Aiden moved efficiently.
He avoided unnecessary engagement. Disabled constructs rather than destroying them. Used terrain rather than brute force.
An observer took notes.
Another stopped writing altogether.
During a brief break, someone finally approached him.
A boy with light-colored hair and sharp eyes, posture confident but not arrogant.
“You’re Valecrest,” he said. Not a question.
Aiden nodded.
“Lucien Crowe,” the boy continued. “We were in the institution together. Different wing.”
Recognition flickered faintly.
“Yes,” Aiden said. “I remember.”
Lucien studied him openly. “You didn’t change much.”
Aiden considered that. “You did.”
Lucien smiled thinly. “You’re going to cause problems here.”
“Am I?” Aiden asked.
“Whether you want to or not.”
Before Aiden could respond, a bell chimed softly overhead.
Break concluded.
Lucien stepped back into the crowd without another word.
That evening, assignments were posted.
Not rankings.
Placements.
Aiden scanned the list once.
Then again.
His name was marked differently.
No dorm number.
No mentor assignment.
Only a notation:
Conditional Observation.
He folded the parchment carefully.
Around him, reactions varied—relief, frustration, excitement, dread.
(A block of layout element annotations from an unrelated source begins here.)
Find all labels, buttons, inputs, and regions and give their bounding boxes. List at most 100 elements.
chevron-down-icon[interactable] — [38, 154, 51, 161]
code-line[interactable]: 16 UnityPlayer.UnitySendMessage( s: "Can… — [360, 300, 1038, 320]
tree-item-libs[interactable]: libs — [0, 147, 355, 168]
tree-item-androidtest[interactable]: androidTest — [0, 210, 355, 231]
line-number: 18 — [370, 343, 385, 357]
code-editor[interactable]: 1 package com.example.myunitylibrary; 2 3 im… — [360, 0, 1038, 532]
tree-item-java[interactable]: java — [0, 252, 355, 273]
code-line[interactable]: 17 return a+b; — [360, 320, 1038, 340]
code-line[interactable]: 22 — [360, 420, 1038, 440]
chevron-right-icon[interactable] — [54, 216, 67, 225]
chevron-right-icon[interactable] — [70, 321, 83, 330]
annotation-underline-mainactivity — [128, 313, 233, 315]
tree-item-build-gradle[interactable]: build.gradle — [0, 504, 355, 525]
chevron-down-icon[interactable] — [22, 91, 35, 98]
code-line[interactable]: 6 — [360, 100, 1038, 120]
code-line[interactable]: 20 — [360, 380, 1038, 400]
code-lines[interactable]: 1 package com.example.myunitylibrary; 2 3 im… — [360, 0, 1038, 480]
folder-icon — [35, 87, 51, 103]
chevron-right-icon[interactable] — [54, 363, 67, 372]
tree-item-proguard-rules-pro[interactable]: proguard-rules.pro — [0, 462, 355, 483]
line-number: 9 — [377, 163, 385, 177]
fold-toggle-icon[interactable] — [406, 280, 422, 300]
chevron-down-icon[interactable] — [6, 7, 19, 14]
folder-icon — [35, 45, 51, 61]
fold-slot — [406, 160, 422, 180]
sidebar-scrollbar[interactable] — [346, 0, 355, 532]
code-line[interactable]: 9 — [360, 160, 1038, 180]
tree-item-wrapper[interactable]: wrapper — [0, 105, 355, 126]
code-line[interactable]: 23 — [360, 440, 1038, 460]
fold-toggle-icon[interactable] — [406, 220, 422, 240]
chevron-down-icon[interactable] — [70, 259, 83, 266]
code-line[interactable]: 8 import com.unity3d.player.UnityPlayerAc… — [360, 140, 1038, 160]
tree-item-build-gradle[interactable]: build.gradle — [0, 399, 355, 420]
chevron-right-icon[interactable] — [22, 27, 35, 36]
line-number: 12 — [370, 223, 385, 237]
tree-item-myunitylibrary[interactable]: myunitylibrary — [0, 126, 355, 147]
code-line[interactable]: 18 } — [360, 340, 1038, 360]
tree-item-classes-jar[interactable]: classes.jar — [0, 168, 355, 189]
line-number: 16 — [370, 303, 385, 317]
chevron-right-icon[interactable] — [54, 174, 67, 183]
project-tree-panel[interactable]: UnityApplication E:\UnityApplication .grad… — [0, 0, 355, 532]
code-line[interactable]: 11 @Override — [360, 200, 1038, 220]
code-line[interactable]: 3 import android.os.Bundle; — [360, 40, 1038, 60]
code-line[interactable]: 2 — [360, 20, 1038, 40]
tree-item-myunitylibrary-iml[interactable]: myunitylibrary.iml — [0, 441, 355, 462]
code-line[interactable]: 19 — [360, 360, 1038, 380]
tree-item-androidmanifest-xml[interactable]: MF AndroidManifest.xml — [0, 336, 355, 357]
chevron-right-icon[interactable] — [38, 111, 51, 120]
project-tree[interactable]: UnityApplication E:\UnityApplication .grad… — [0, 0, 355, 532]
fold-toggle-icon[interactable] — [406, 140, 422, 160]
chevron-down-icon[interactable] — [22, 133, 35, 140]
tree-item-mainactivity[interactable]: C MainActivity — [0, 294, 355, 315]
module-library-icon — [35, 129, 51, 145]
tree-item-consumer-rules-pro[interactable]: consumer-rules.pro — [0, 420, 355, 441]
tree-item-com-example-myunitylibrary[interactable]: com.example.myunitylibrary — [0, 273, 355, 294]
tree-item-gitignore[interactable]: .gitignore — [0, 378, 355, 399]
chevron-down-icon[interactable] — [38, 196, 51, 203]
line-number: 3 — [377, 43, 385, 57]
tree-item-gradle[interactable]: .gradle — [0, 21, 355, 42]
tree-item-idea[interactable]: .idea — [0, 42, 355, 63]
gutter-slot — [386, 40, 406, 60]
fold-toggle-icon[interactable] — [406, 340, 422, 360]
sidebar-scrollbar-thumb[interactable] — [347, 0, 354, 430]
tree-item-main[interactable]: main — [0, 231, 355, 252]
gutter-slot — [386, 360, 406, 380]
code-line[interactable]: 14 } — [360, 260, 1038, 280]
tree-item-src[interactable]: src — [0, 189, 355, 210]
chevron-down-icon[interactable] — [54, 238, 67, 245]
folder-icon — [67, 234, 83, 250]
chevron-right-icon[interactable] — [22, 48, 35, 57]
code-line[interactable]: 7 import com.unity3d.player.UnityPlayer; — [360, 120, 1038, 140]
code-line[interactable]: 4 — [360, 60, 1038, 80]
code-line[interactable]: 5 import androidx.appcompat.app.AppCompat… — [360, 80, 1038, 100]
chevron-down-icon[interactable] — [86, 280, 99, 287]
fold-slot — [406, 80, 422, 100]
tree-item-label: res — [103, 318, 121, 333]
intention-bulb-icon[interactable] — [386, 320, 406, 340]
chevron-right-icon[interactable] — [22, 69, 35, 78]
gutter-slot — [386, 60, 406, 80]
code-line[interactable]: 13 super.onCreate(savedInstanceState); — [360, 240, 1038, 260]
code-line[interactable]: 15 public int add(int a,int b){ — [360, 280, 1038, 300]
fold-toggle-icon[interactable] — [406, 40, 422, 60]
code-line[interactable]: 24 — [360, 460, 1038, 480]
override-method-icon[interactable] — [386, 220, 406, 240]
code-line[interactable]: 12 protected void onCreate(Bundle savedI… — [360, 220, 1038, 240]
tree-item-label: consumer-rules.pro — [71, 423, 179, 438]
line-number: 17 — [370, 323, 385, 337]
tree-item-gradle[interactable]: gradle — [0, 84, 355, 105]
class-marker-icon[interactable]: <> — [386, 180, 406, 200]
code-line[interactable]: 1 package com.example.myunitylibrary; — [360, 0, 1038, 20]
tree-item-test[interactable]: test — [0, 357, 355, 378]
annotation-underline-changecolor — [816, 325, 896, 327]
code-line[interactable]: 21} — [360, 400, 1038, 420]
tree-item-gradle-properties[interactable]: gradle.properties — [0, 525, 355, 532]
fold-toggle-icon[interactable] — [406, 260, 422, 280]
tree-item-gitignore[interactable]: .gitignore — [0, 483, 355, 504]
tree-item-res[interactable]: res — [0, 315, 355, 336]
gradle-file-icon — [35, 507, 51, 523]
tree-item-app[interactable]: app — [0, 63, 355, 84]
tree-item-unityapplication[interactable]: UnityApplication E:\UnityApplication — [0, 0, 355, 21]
Some students celebrated quietly. Others stared at their assignments in disbelief.
Aiden felt none of it.
He returned to the room he had been given—temporary, unmarked, sparsely furnished. He sat on the edge of the bed and removed the egg once more, resting it carefully in his hands.
“You noticed them too,” he murmured.
The egg pulsed once.
Outside, the academy settled into its nightly rhythm—mana channels dimming, lights lowering, systems recalibrating.
Within its walls, records were already being updated.
An anomaly had arrived.
And this time, it wasn’t leaving unnoticed.